Spécial recrutement : les attentes des rh face à la génération Y

35 840 €,
c’est le salaire brut annuel perçu en moyenne par les diplômés 2010 d’une grande école un an environ après avoir quitté leur établissement, révèle l’enquête Insertion des jeunes diplômés 2011 de la CGE. Un montant élevé donc, mais qui est largement surpassé dans certaines écoles en haut de classement : 50 800 € pour HEC, 50 000 € pour Polytechnique, 48 851 € pour l’ESSEC, 47 979 € pour Centrale Paris ou encore 47 087 € pour ESCP Europe.
L’enquête menée par la CGE révèle par ailleurs que les jeunes managers perçoivent en moyenne plus que les jeunes ingénieurs, avec une rémunération primes incluses de 38 420 € pour les premiers, et de 34 800 € pour les deuxièmes.

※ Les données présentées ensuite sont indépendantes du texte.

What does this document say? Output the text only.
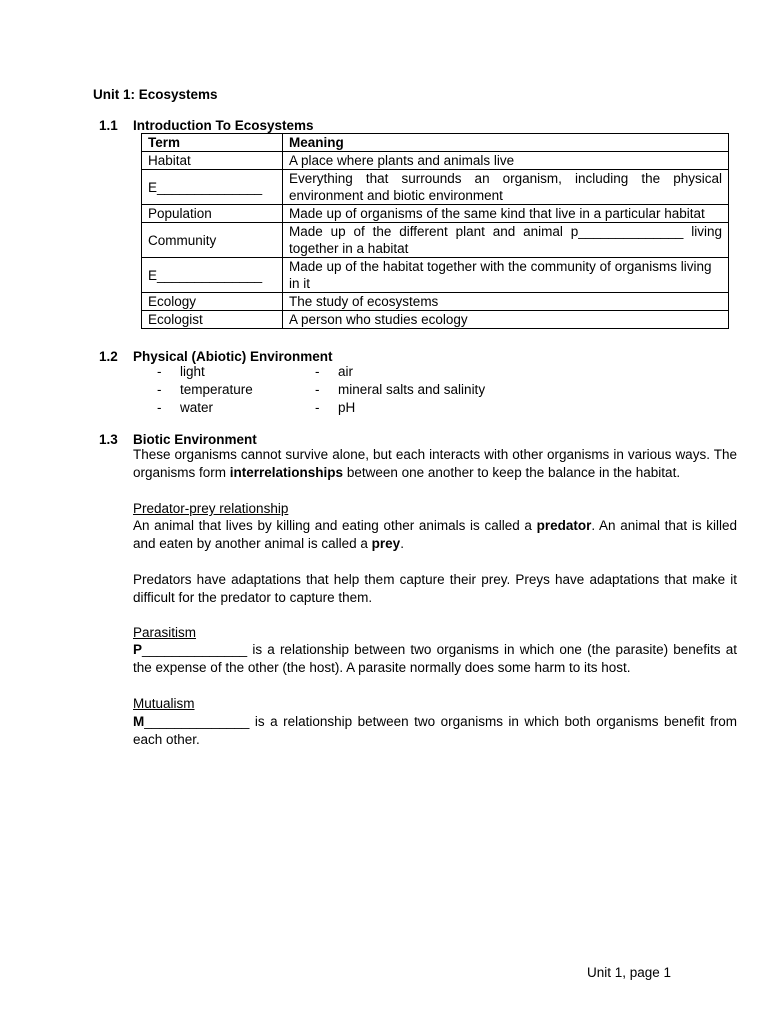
Unit 1: Ecosystems
1.1 Introduction To Ecosystems
Term	Meaning
Habitat	A place where plants and animals live
E______________	Everything that surrounds an organism, including the physical environment and biotic environment
Population	Made up of organisms of the same kind that live in a particular habitat
Community	Made up of the different plant and animal p______________ living together in a habitat
E______________	Made up of the habitat together with the community of organisms living in it
Ecology	The study of ecosystems
Ecologist	A person who studies ecology
1.2 Physical (Abiotic) Environment
- light
- temperature
- water
- air
- mineral salts and salinity
- pH
1.3 Biotic Environment
These organisms cannot survive alone, but each interacts with other organisms in various ways. The organisms form interrelationships between one another to keep the balance in the habitat.
Predator-prey relationship
An animal that lives by killing and eating other animals is called a predator. An animal that is killed and eaten by another animal is called a prey.
Predators have adaptations that help them capture their prey. Preys have adaptations that make it difficult for the predator to capture them.
Parasitism
P______________ is a relationship between two organisms in which one (the parasite) benefits at the expense of the other (the host). A parasite normally does some harm to its host.
Mutualism
M______________ is a relationship between two organisms in which both organisms benefit from each other.
Unit 1, page 1
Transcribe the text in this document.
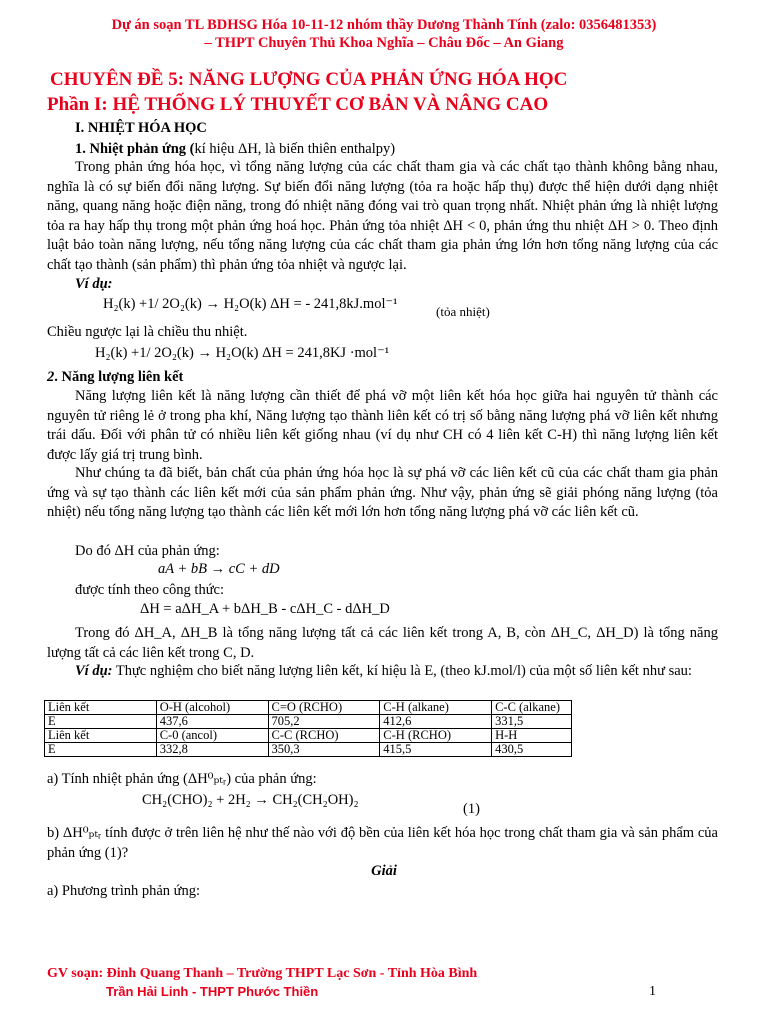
Dự án soạn TL BDHSG Hóa 10-11-12 nhóm thầy Dương Thành Tính (zalo: 0356481353)
– THPT Chuyên Thủ Khoa Nghĩa – Châu Đốc – An Giang
CHUYÊN ĐỀ 5: NĂNG LƯỢNG CỦA PHẢN ỨNG HÓA HỌC
Phần I: HỆ THỐNG LÝ THUYẾT CƠ BẢN VÀ NÂNG CAO
I. NHIỆT HÓA HỌC
1. Nhiệt phản ứng (kí hiệu ΔH, là biến thiên enthalpy)
Trong phản ứng hóa học, vì tổng năng lượng của các chất tham gia và các chất tạo thành không bằng nhau, nghĩa là có sự biến đổi năng lượng. Sự biến đổi năng lượng (tỏa ra hoặc hấp thụ) được thể hiện dưới dạng nhiệt năng, quang năng hoặc điện năng, trong đó nhiệt năng đóng vai trò quan trọng nhất. Nhiệt phản ứng là nhiệt lượng tỏa ra hay hấp thụ trong một phản ứng hoá học. Phản ứng tỏa nhiệt ΔH < 0, phản ứng thu nhiệt ΔH > 0. Theo định luật bảo toàn năng lượng, nếu tổng năng lượng của các chất tham gia phản ứng lớn hơn tổng năng lượng của các chất tạo thành (sản phẩm) thì phản ứng tỏa nhiệt và ngược lại.
Ví dụ:
H₂(k) +1/ 2O₂(k) → H₂O(k) ΔH = - 241,8kJ.mol⁻¹	(tỏa nhiệt)
Chiều ngược lại là chiều thu nhiệt.
H₂(k) +1/ 2O₂(k) → H₂O(k) ΔH = 241,8KJ ·mol⁻¹
2. Năng lượng liên kết
Năng lượng liên kết là năng lượng cần thiết để phá vỡ một liên kết hóa học giữa hai nguyên tử thành các nguyên tử riêng lẻ ở trong pha khí, Năng lượng tạo thành liên kết có trị số bằng năng lượng phá vỡ liên kết nhưng trái dấu. Đối với phân tử có nhiều liên kết giống nhau (ví dụ như CH có 4 liên kết C-H) thì năng lượng liên kết được lấy giá trị trung bình.
Như chúng ta đã biết, bản chất của phản ứng hóa học là sự phá vỡ các liên kết cũ của các chất tham gia phản ứng và sự tạo thành các liên kết mới của sản phẩm phản ứng. Như vậy, phản ứng sẽ giải phóng năng lượng (tỏa nhiệt) nếu tổng năng lượng tạo thành các liên kết mới lớn hơn tổng năng lượng phá vỡ các liên kết cũ.
Do đó ΔH của phản ứng:
aA + bB → cC + dD
được tính theo công thức:
ΔH = aΔH_A + bΔH_B - cΔH_C - dΔH_D
Trong đó ΔH_A, ΔH_B là tổng năng lượng tất cả các liên kết trong A, B, còn ΔH_C, ΔH_D) là tổng năng lượng tất cả các liên kết trong C, D.
Ví dụ: Thực nghiệm cho biết năng lượng liên kết, kí hiệu là E, (theo kJ.mol/l) của một số liên kết như sau:
Liên kết	O-H (alcohol)	C=O (RCHO)	C-H (alkane)	C-C (alkane)
E	437,6	705,2	412,6	331,5
Liên kết	C-0 (ancol)	C-C (RCHO)	C-H (RCHO)	H-H
E	332,8	350,3	415,5	430,5
a) Tính nhiệt phản ứng (ΔH⁰ₚₜᵣ) của phản ứng:
CH₂(CHO)₂ + 2H₂ → CH₂(CH₂OH)₂
(1)
b) ΔH⁰ₚₜᵣ tính được ở trên liên hệ như thế nào với độ bền của liên kết hóa học trong chất tham gia và sản phẩm của phản ứng (1)?
Giải
a) Phương trình phản ứng:
GV soạn: Đinh Quang Thanh – Trường THPT Lạc Sơn - Tỉnh Hòa Bình
Trần Hải Linh - THPT Phước Thiền	1
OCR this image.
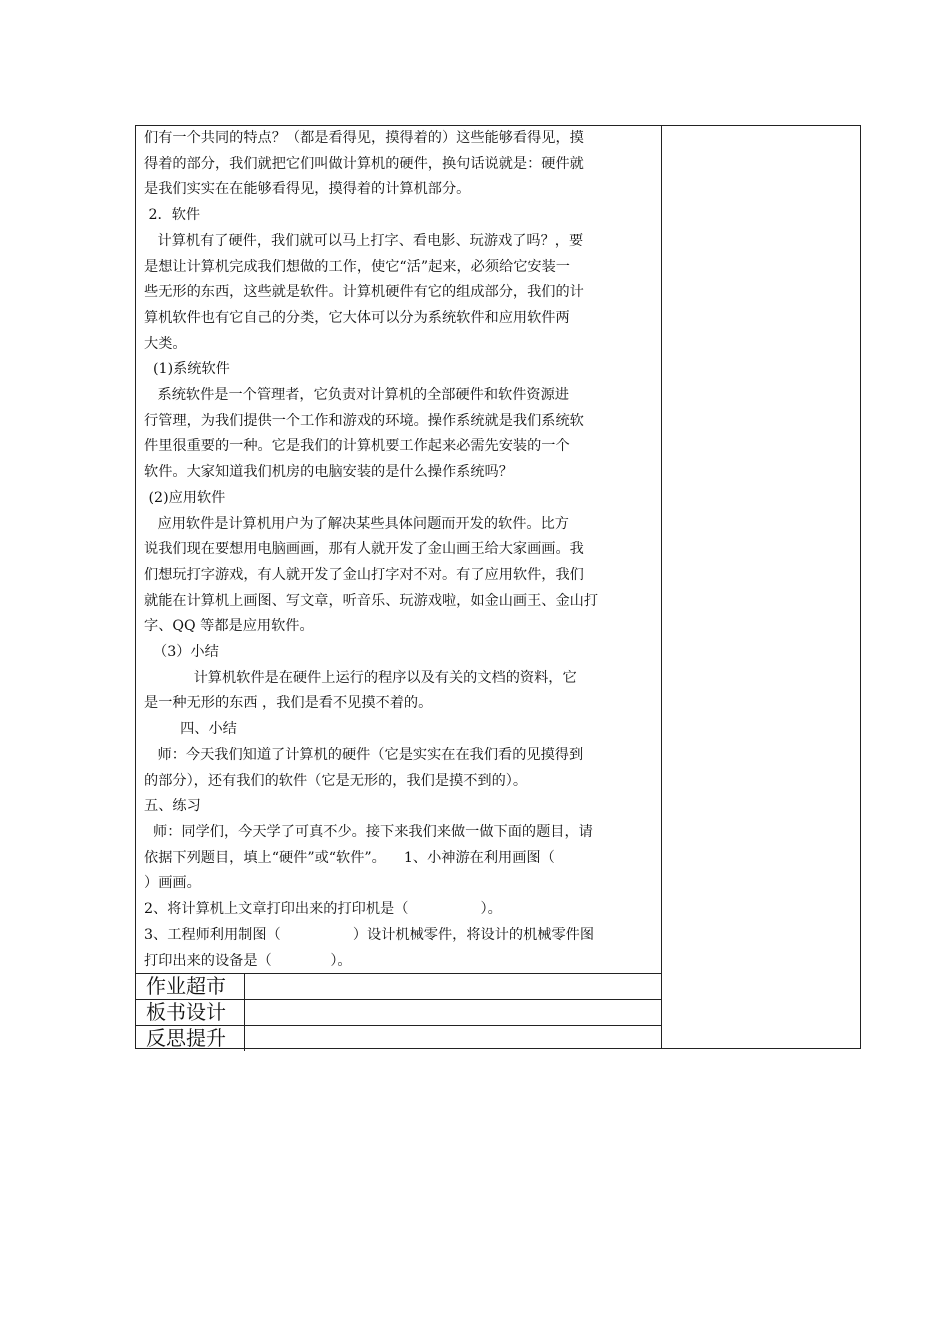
们有一个共同的特点？（都是看得见，摸得着的）这些能够看得见，摸

得着的部分，我们就把它们叫做计算机的硬件，换句话说就是：硬件就

是我们实实在在能够看得见，摸得着的计算机部分。

2．软件

计算机有了硬件，我们就可以马上打字、看电影、玩游戏了吗？，要

是想让计算机完成我们想做的工作，使它“活”起来，必须给它安装一

些无形的东西，这些就是软件。计算机硬件有它的组成部分，我们的计

算机软件也有它自己的分类，它大体可以分为系统软件和应用软件两

大类。

(1)系统软件

系统软件是一个管理者，它负责对计算机的全部硬件和软件资源进

行管理，为我们提供一个工作和游戏的环境。操作系统就是我们系统软

件里很重要的一种。它是我们的计算机要工作起来必需先安装的一个

软件。大家知道我们机房的电脑安装的是什么操作系统吗？

(2)应用软件

应用软件是计算机用户为了解决某些具体问题而开发的软件。比方

说我们现在要想用电脑画画，那有人就开发了金山画王给大家画画。我

们想玩打字游戏，有人就开发了金山打字对不对。有了应用软件，我们

就能在计算机上画图、写文章，听音乐、玩游戏啦，如金山画王、金山打

字、QQ 等都是应用软件。

（3）小结

计算机软件是在硬件上运行的程序以及有关的文档的资料，它

是一种无形的东西 ，我们是看不见摸不着的。

四、小结

师：今天我们知道了计算机的硬件（它是实实在在我们看的见摸得到

的部分），还有我们的软件（它是无形的，我们是摸不到的）。

五、练习

师：同学们，今天学了可真不少。接下来我们来做一做下面的题目，请

依据下列题目，填上“硬件”或“软件”。    1、小神游在利用画图（

）画画。

2、将计算机上文章打印出来的打印机是（                ）。

3、工程师利用制图（                ）设计机械零件，将设计的机械零件图

打印出来的设备是（             ）。

作业超市
板书设计
反思提升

L’écart entre la rémunération perçue en France et celle obtenue à l’étranger s’avère quant à elle considérable puisqu’en moyenne, elle s’élève à 43 737 € à l’étranger pour 34 880 € en France. Les jeunes diplômés sont cependant peu nombreux à commencer leur vie active en dehors de l’hexagone : 11,9 % des ingénieurs et 16,5 % des managers pour la promotion 210.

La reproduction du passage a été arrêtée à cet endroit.